Como resolver isso? Basicamente melhorando a comunicação entre as equipes de saúde, em especial os médicos, e os pacientes e seus familiares, criando uma relação calcada em confiança e cumplicidade, que permite discutir os inerentes aspectos técnicos sem desvinculá-los do lado emocional. A melhor compreensão dos fatos é o caminho para as melhores decisões!
Não gostaria de terminar este texto sem um depoimento pessoal. Como cirurgião, luto pela vida desde os tempos de estudante de medicina e confesso que nunca consegui encarar a morte com a frieza que dizem que os médicos têm que ter.

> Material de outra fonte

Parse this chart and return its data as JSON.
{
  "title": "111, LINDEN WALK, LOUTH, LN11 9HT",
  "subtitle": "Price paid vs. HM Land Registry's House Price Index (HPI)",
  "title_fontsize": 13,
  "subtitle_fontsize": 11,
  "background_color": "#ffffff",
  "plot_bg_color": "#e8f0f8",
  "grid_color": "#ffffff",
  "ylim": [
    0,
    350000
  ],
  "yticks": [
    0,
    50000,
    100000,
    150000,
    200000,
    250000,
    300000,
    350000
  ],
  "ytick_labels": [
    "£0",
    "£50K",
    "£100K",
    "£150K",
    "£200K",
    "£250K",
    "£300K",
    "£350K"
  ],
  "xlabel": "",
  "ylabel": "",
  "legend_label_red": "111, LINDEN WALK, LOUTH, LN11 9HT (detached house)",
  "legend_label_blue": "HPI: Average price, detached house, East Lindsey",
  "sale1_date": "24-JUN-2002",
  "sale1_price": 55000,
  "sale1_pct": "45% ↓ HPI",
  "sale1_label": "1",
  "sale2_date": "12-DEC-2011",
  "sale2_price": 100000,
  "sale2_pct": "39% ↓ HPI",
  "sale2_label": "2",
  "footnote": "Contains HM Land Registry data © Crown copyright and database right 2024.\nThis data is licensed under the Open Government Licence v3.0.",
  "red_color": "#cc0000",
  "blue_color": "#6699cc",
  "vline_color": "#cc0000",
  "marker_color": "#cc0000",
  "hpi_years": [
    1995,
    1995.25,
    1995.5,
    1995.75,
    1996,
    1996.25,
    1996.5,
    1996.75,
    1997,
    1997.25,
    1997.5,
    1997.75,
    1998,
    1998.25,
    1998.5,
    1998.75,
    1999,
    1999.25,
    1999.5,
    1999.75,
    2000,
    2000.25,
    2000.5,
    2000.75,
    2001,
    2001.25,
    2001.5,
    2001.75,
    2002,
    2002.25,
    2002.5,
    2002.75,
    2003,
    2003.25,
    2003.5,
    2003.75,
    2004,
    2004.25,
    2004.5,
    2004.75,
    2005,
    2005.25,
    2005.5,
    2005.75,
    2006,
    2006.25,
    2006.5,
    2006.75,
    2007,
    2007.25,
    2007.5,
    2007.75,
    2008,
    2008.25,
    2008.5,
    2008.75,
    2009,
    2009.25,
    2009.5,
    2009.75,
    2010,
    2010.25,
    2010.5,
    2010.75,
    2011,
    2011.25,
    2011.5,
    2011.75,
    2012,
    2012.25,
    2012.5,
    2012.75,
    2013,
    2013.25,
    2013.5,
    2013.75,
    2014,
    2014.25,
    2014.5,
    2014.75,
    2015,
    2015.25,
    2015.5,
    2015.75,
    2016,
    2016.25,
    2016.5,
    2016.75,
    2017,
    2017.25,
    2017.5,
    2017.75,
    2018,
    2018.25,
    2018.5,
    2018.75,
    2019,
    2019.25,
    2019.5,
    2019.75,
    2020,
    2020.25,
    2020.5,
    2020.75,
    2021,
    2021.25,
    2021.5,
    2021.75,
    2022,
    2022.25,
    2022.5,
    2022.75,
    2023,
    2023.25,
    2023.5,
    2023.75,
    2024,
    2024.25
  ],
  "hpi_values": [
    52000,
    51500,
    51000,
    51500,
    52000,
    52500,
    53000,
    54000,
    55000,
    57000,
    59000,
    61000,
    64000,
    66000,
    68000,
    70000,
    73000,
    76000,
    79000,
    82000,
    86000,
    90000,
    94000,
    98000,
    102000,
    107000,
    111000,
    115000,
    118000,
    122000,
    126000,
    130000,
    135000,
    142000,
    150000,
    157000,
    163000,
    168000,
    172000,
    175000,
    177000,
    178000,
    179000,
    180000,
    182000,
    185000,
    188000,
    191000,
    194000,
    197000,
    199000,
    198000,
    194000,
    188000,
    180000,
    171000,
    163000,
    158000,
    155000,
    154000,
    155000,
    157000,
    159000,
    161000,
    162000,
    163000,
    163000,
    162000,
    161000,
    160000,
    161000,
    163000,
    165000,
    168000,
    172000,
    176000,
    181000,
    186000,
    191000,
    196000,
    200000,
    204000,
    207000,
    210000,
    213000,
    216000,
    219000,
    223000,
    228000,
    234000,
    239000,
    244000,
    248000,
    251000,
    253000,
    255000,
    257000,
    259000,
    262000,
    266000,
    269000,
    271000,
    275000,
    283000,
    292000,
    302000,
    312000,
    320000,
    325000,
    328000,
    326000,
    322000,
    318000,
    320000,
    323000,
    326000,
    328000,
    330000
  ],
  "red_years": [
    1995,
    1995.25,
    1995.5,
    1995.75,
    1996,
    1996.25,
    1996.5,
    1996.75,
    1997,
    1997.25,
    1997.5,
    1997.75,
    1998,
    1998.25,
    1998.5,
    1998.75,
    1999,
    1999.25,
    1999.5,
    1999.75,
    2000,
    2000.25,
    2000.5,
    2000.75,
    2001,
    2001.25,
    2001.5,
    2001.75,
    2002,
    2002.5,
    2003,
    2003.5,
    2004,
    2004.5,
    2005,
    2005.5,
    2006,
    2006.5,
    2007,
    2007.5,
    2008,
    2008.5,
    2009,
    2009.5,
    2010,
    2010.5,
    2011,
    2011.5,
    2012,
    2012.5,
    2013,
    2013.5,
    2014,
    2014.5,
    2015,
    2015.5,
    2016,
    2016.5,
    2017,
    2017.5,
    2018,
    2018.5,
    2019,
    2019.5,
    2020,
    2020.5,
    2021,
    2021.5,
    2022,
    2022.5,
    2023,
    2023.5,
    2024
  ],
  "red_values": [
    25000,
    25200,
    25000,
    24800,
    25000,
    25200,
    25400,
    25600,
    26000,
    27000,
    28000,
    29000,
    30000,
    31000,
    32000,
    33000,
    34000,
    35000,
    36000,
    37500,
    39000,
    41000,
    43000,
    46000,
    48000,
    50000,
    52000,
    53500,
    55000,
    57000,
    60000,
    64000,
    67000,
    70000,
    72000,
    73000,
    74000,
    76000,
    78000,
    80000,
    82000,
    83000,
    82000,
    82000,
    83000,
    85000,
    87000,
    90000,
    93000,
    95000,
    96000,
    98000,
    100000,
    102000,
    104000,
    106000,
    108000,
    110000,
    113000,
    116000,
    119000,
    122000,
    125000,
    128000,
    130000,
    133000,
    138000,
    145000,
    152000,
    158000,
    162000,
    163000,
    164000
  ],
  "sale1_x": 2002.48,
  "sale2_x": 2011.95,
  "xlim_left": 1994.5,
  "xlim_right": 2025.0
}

Ao contrário, ela sempre me fez refletir sobre o sentido da vida. No meu íntimo, é como se eu quisesse entendê-la, decifrá-la, até mesmo domá-la, talvez num vão exercício de me preparar para a viagem final.
Luto contra a morte com dedicação. Tento entender a posição do paciente diante de sua doença, de maneira clara ou nas entrelinhas. Procuro respeitar sua vontade, colocando-a à frente da tecnologia, por entender que a morte, assim como a vida, merece dignidade. No entanto confesso que, mesmo nesta fase mais madura de minha vida profissional e pessoal, vivencio situações de conflito quanto ao que fazer.
Felizmente, já passou a época em que as decisões eram tomadas apenas pelos médicos. Hoje, entende-se que tanto os pacientes quanto suas famílias devem também participar do encaminhamento das soluções médicas, em prol de posições mais humanas e dignas tanto para a vida, quanto para a morte.


Raul Cutait, 53, cirurgião gastrenterologista, professor associado o Departamento de Cirurgia da Faculdade de Medicina da USP, é presidente do Conselho Médico e diretor-geral do Centro de Oncologia do Hospital Sírio Libanês. Foi secretário da Saúde do Município de São Paulo (gestão Paulo Maluf).